Other Italian bakeries have closed as Cobble Hill’s population has changed, but Court Pastry Shop continues to flourish as decades-old customers are joined by newcomers to the neighborhood who have discovered the shop, along with tourists drawn by articles about Court Pastry’s massive lines and mass-appeal.
Briana Deseril, 15, who works in the front of the shop, recalls a young guy who came in on a recent weeknight to buy out most of the cookies she had left. “He said grew up in Brooklyn, and he had driven 3,000 miles from California for these cookies,” says Deseril, busily packing a heavy cake into a box. “He had driven straight up from Delaware and parked right out front to buy a dozen cannolis and about eight other pastries.”
“We really get a mixture of all ages here,” says Virginia Vargas, 16, who has worked in the shop for four months. “Little kids come in for sprinkle cookies and pink-and-green sandwich cookies.”
“People who move away come back to buy pastries here because they grow up with this stuff,” Zerilli says. “It used to be that families would come in every Sunday and order two dozen pastries — big pastries — for the family. The family would gather at someone’s house and be together for a big meal. It’s not the same anymore. People don’t live together. They eat at different times. But during the holidays, everyone comes around again.”
“I learned everything I know about baking here,” says Carlo Ocello, a baker and pastry chef at Court Pastry who began working at the shop when he was 13 years old. He eventually opened his own bakery, only to return to this booming kitchen four years ago. Four bakers assist the Zerilli brothers in the kitchen, and the retail staff — “the girls,” as Zerilli calls them — tend to customers and design cookie trays in the front of the store.
“Everything is time-consuming, but it’s a special thing, these cookies,” Zerilli says as he opens a large can of Nina peeled tomatoes for the sauce.

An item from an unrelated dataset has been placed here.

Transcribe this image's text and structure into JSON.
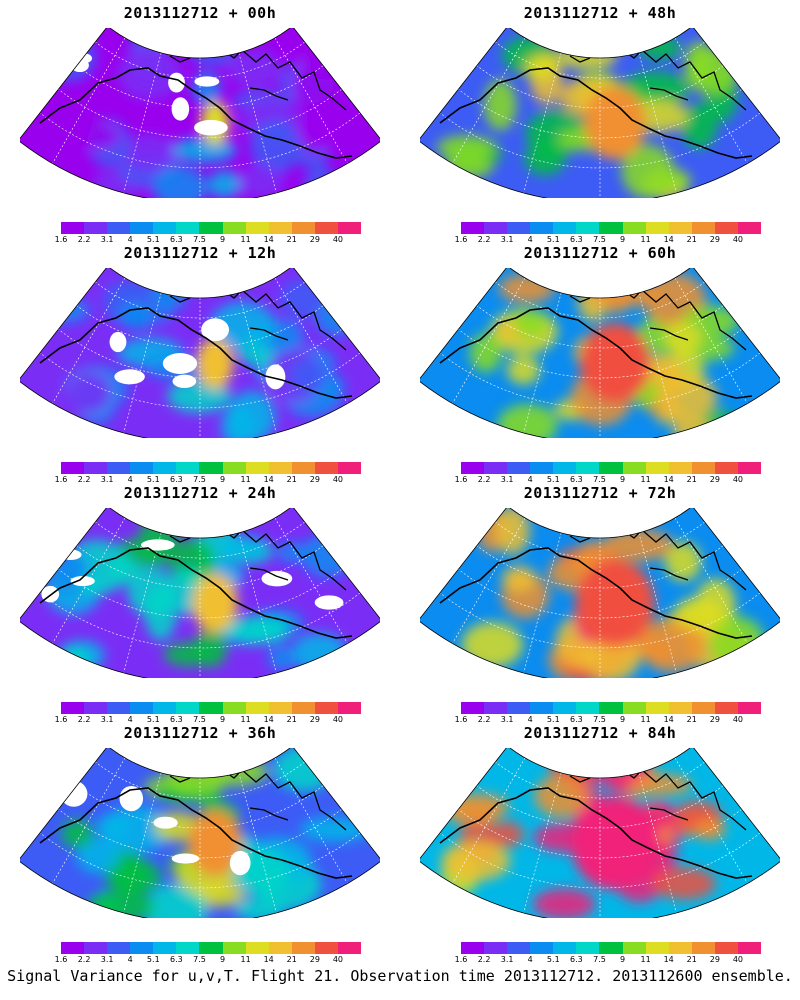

Dinner has to be quick if he’s to finish the day’s work before the shop closes at 8:30 p.m. “I pretty much work 60 hours a week during the holidays, seven days a week this time of year.”
The output is impressive. The industrial refrigerators in the shop’s kitchen house trays of cookies ready to be filled and decorated. The finished cookies are displayed on shelves in the tiny bakery where there’s barely room for a half dozen customers at once.

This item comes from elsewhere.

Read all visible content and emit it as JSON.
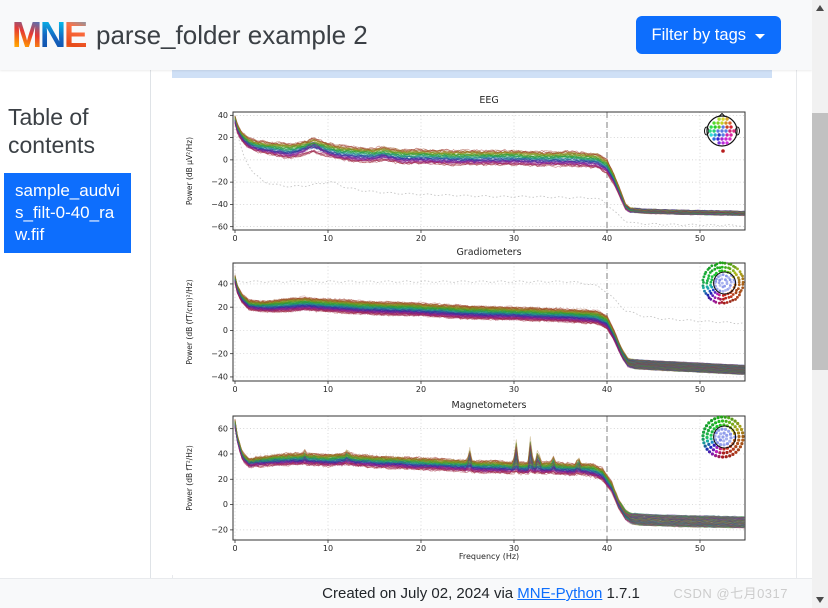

“Christmas Eve we have a line out the door from about eight in the morning until seven at night,” Zerilli says.
“I stood in line to buy a great big grain pie on the day before Thanksgiving. It didn’t take too long — 20 to 30 minutes maybe.” says Patricia Power, who recently retired from a career in publishing and who has lived in Cobble Hill for 25 years. “I love their grain pie. When I need something good, this is where I come,”
As for Labozzetta, cannolis are her weakness.
“My family still jokes with me because at holiday meals, when we get the pastries, I have to have my cannoli before my meal,” she says. “I hope they never close that shop — not until after I die at least!”